As headlines surrounding hantavirus continue to spark fear of another pandemic, BlazeTV host Liz Wheeler is urging Americans to take a breath and look at the actual numbers.
While the virus carries a frighteningly high fatality rate for those infected, Wheeler argues the odds of even contracting hantavirus remain astronomically low compared to everyday risks Americans routinely ignore.
“So, here are your odds of dying from hantavirus: 1 in 30 to 35 million,” Wheeler begins. “That’s your odds of dying from the hantavirus. You can compare that, and I suggest you do, to your odds of dying from being struck by lightning: 1 in 15 to 20 million. So, you are more likely to die from being struck by lightning in the United States than you are to die from the hantavirus.”
“Your odds, by the way, of dying in a car accident: 1 in 8 to 9,000. Your odds of dying from a medical error: 1 in 1,000 to 1,400. By the way, dying from a medical error is the third leading cause of death in our country after heart disease and cancer,” she continues.

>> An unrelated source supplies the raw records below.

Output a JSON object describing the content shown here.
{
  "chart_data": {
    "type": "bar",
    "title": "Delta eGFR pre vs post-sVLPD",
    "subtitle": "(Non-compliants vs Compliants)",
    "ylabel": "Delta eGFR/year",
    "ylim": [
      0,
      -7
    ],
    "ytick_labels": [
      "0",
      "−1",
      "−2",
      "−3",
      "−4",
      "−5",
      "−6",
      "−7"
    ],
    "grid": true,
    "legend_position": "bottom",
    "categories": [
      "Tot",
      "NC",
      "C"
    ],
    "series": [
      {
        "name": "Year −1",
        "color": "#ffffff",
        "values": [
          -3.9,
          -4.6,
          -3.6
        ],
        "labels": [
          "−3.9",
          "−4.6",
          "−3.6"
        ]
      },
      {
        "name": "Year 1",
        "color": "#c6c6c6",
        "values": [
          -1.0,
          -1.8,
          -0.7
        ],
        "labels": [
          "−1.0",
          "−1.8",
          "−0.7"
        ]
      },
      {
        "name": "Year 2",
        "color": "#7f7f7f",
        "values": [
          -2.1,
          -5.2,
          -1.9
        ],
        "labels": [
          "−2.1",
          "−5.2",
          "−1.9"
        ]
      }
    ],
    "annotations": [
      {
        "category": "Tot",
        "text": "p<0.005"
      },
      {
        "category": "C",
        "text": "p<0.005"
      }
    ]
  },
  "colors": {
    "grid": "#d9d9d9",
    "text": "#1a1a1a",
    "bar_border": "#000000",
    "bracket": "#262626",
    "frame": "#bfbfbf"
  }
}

“If someone is telling you to be frightened of the hantavirus, they are lying to you. If someone is telling you to be more worried about a 1 in 30 to 35 million odds chance of dying from the hantavirus while ignoring the approximately 350,000 people in the United States who die from a medical error from doctors messing up every year, you should mute them,” she adds.
While the fatality rate for hantavirus is high, the amount of cases per year in the United States is not.
“There’s an average of 30 cases of hantavirus per year that result in approximately 8 to 12 deaths per year. So, that is a case fatality rate, by the way, that’s extremely high. That’s 35 to 38% case fatality rate, which is a frightening statistic,” Wheeler says.
Hantavirus cases also historically mostly occur in a concentrated region, with 94% of the cases occurring west of the Mississippi River.
“They all happen around spring cleaning time when people in the Southwest, you know, clean out a shed that has the feces of the deer mouse, for example. That’s where the deer mouse is, in the Southwest. The dust, they inhale the dust, and they contract the hantavirus from it,” Wheeler explains.
Patient zero on the cruise ship also happened to put himself in a dangerous situation before contracting the virus.
“Before he boarded the cruise ship, [he] visited a dump, a landfill, that was contaminated with rodent feces. He went there, as an ornithologist might, to bird watch, despite the fact that local residents avoided the area because they knew it to be contaminated,” Wheeler says.
“They knew it to be dangerous to health. He did this anyway,” she continues, pointing out that while it may sound harsh, it was his decision.
“We should have societal recognition of decisions made by individuals that are bad decisions. For example, … this man died, and so maybe people don’t want to talk about his decisions because he’s dead, but are we avoiding the personal responsibility entirely?” Wheeler asks.
“He did something unwise. He did something imprudent. He hurt himself. He hurt his wife,” she says, “He hurt other people.”
And while there has been speculation that it’s a new strain, Wheeler explains that “it is not a new strain.”
“Has the virus actually mutated?” she asks. “Well, according to the science, according to an analysis of what the DNA looks like, the answer to that is no. In fact, it’s very, very similar to the strain of hantavirus that caused an outbreak in Argentina in 2018.”
“That is not a new strain,” she adds.